Step-by-Step Solution:
Step 1: Define variables as follows: B = cost of one ball, L = cost of one pair of leg pads, G = cost of one pair of gloves, T = cost of one bat.Step 2: From the problem, cost of 3 balls equals cost of 2 pairs of leg pads: 3B = 2L.Step 3: Thus, L = (3 / 2) * B.Step 4: Cost of 3 pairs of leg pads equals cost of 2 pairs of gloves: 3L = 2G.Step 5: Substitute L into 3L = 2G: 3 * (3 / 2) * B = 2G.Step 6: This simplifies to (9 / 2) * B = 2G, so G = (9 / 4) * B.Step 7: Cost of 3 pairs of gloves equals cost of 2 bats: 3G = 2T.Step 8: Substitute G: 3 * (9 / 4) * B = 2T.Step 9: This gives (27 / 4) * B = 2T.Step 10: So B = (2T * 4) / 27 = (8T) / 27.Step 11: Given T = 54, substitute: B = (8 * 54) / 27.Step 12: Compute (8 * 54) / 27 = 8 * (54 / 27) = 8 * 2 = Rs. 16.

Verification / Alternative check:
We can verify by computing the costs up the chain. If one ball costs Rs. 16, then three balls cost 3 * 16 = Rs. 48. So two pairs of leg pads cost Rs. 48 and one pair costs 24. Then three pairs of leg pads cost 3 * 24 = Rs. 72, which equals cost of two pairs of gloves. So one pair of gloves costs 36. Three pairs of gloves cost 3 * 36 = Rs. 108, which should equal the cost of two bats, so each bat costs 108 / 2 = Rs. 54, exactly as given. The relationships are all satisfied, confirming our calculations.

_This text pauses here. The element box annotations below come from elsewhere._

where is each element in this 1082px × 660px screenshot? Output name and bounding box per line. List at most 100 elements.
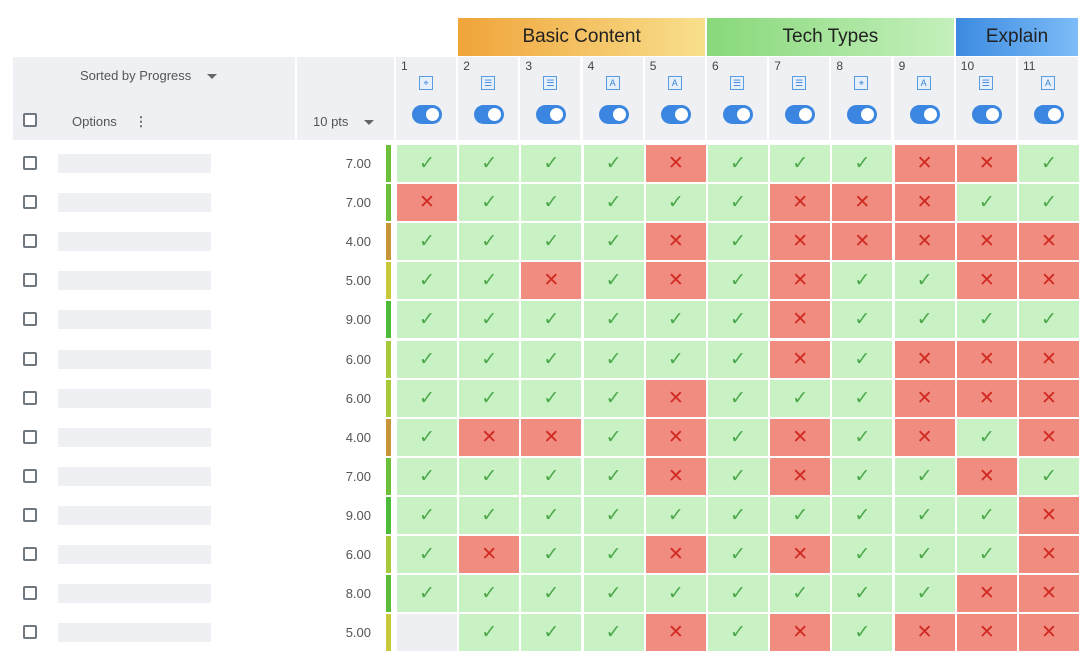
cell-correct[interactable]: ✓ <box>521 457 582 495</box>
cell-correct[interactable]: ✓ <box>521 145 582 182</box>
cell-correct[interactable]: ✓ <box>397 457 457 495</box>
row-checkbox[interactable] <box>23 625 37 640</box>
cell-incorrect[interactable]: ✕ <box>645 262 706 300</box>
cell-correct[interactable]: ✓ <box>459 496 520 534</box>
cell-incorrect[interactable]: ✕ <box>894 340 955 378</box>
student-name-placeholder[interactable] <box>58 505 211 525</box>
cell-correct[interactable]: ✓ <box>894 301 955 339</box>
cell-incorrect[interactable]: ✕ <box>397 184 457 222</box>
cell-correct[interactable]: ✓ <box>459 223 520 261</box>
cell-correct[interactable]: ✓ <box>770 496 831 534</box>
cell-correct[interactable]: ✓ <box>645 184 706 222</box>
cell-correct[interactable]: ✓ <box>521 379 582 417</box>
cell-correct[interactable]: ✓ <box>459 379 520 417</box>
cell-incorrect[interactable]: ✕ <box>1019 418 1079 456</box>
cell-correct[interactable]: ✓ <box>397 262 457 300</box>
cell-correct[interactable]: ✓ <box>521 575 582 613</box>
cell-incorrect[interactable]: ✕ <box>645 418 706 456</box>
cell-correct[interactable]: ✓ <box>397 379 457 417</box>
cell-incorrect[interactable]: ✕ <box>770 184 831 222</box>
cell-incorrect[interactable]: ✕ <box>1019 262 1079 300</box>
cell-correct[interactable]: ✓ <box>521 496 582 534</box>
cell-correct[interactable]: ✓ <box>645 575 706 613</box>
cell-incorrect[interactable]: ✕ <box>894 223 955 261</box>
cell-correct[interactable]: ✓ <box>583 496 644 534</box>
column-toggle[interactable] <box>474 105 505 124</box>
cell-correct[interactable]: ✓ <box>459 614 520 652</box>
column-toggle[interactable] <box>412 105 442 124</box>
cell-incorrect[interactable]: ✕ <box>770 614 831 652</box>
cell-incorrect[interactable]: ✕ <box>956 575 1017 613</box>
student-name-placeholder[interactable] <box>58 466 211 486</box>
cell-correct[interactable]: ✓ <box>397 496 457 534</box>
cell-correct[interactable]: ✓ <box>956 184 1017 222</box>
cell-correct[interactable]: ✓ <box>956 418 1017 456</box>
cell-correct[interactable]: ✓ <box>459 145 520 182</box>
cell-incorrect[interactable]: ✕ <box>956 614 1017 652</box>
cell-correct[interactable]: ✓ <box>708 301 768 339</box>
row-checkbox[interactable] <box>23 351 37 366</box>
cell-correct[interactable]: ✓ <box>832 614 893 652</box>
cell-empty[interactable] <box>397 614 457 652</box>
cell-correct[interactable]: ✓ <box>645 301 706 339</box>
cell-correct[interactable]: ✓ <box>832 457 893 495</box>
column-toggle[interactable] <box>847 105 878 124</box>
cell-incorrect[interactable]: ✕ <box>770 262 831 300</box>
cell-correct[interactable]: ✓ <box>708 184 768 222</box>
cell-correct[interactable]: ✓ <box>397 223 457 261</box>
cell-correct[interactable]: ✓ <box>956 301 1017 339</box>
cell-correct[interactable]: ✓ <box>956 496 1017 534</box>
cell-incorrect[interactable]: ✕ <box>832 184 893 222</box>
sort-dropdown[interactable]: Sorted by Progress <box>80 68 217 83</box>
student-name-placeholder[interactable] <box>58 154 211 173</box>
cell-correct[interactable]: ✓ <box>459 262 520 300</box>
cell-correct[interactable]: ✓ <box>894 536 955 573</box>
cell-correct[interactable]: ✓ <box>521 301 582 339</box>
cell-correct[interactable]: ✓ <box>894 457 955 495</box>
cell-correct[interactable]: ✓ <box>832 301 893 339</box>
cell-correct[interactable]: ✓ <box>708 145 768 182</box>
cell-correct[interactable]: ✓ <box>708 340 768 378</box>
cell-incorrect[interactable]: ✕ <box>894 184 955 222</box>
cell-correct[interactable]: ✓ <box>832 536 893 573</box>
cell-correct[interactable]: ✓ <box>521 340 582 378</box>
cell-incorrect[interactable]: ✕ <box>894 418 955 456</box>
cell-incorrect[interactable]: ✕ <box>645 223 706 261</box>
cell-incorrect[interactable]: ✕ <box>770 340 831 378</box>
cell-incorrect[interactable]: ✕ <box>1019 496 1079 534</box>
cell-incorrect[interactable]: ✕ <box>645 614 706 652</box>
cell-correct[interactable]: ✓ <box>832 418 893 456</box>
column-toggle[interactable] <box>723 105 753 124</box>
column-toggle[interactable] <box>598 105 629 124</box>
cell-incorrect[interactable]: ✕ <box>521 262 582 300</box>
row-checkbox[interactable] <box>23 429 37 444</box>
cell-correct[interactable]: ✓ <box>1019 145 1079 182</box>
row-checkbox[interactable] <box>23 273 37 288</box>
cell-incorrect[interactable]: ✕ <box>459 418 520 456</box>
cell-correct[interactable]: ✓ <box>956 536 1017 573</box>
column-toggle[interactable] <box>536 105 567 124</box>
cell-correct[interactable]: ✓ <box>459 340 520 378</box>
cell-incorrect[interactable]: ✕ <box>770 536 831 573</box>
cell-incorrect[interactable]: ✕ <box>1019 223 1079 261</box>
cell-incorrect[interactable]: ✕ <box>956 379 1017 417</box>
cell-correct[interactable]: ✓ <box>894 262 955 300</box>
cell-correct[interactable]: ✓ <box>832 340 893 378</box>
cell-correct[interactable]: ✓ <box>583 340 644 378</box>
row-checkbox[interactable] <box>23 195 37 210</box>
cell-correct[interactable]: ✓ <box>583 379 644 417</box>
cell-incorrect[interactable]: ✕ <box>956 262 1017 300</box>
cell-incorrect[interactable]: ✕ <box>832 223 893 261</box>
cell-correct[interactable]: ✓ <box>770 575 831 613</box>
cell-correct[interactable]: ✓ <box>1019 301 1079 339</box>
cell-incorrect[interactable]: ✕ <box>956 340 1017 378</box>
cell-correct[interactable]: ✓ <box>770 379 831 417</box>
cell-correct[interactable]: ✓ <box>397 340 457 378</box>
cell-correct[interactable]: ✓ <box>521 223 582 261</box>
row-checkbox[interactable] <box>23 507 37 522</box>
cell-correct[interactable]: ✓ <box>708 262 768 300</box>
cell-correct[interactable]: ✓ <box>397 418 457 456</box>
cell-correct[interactable]: ✓ <box>583 536 644 573</box>
cell-correct[interactable]: ✓ <box>583 223 644 261</box>
cell-incorrect[interactable]: ✕ <box>459 536 520 573</box>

Why Other Options Are Wrong:

• Rs. 12, Rs. 14, Rs. 18: None of these values produce a consistent chain with the given relations when propagated to the bat cost of Rs. 54. They all lead to mismatch at some step.

Common Pitfalls:

• Inverting ratios incorrectly, for example writing 2L = 3B as L = (2 / 3) * B instead of (3 / 2) * B.
• Mixing up the number of units (for example, confusing 3 balls and 3 pairs of pads).
• Not simplifying fractions cleanly when solving for B in terms of T.

Final Answer:
The cost of one cricket ball is Rs. 16.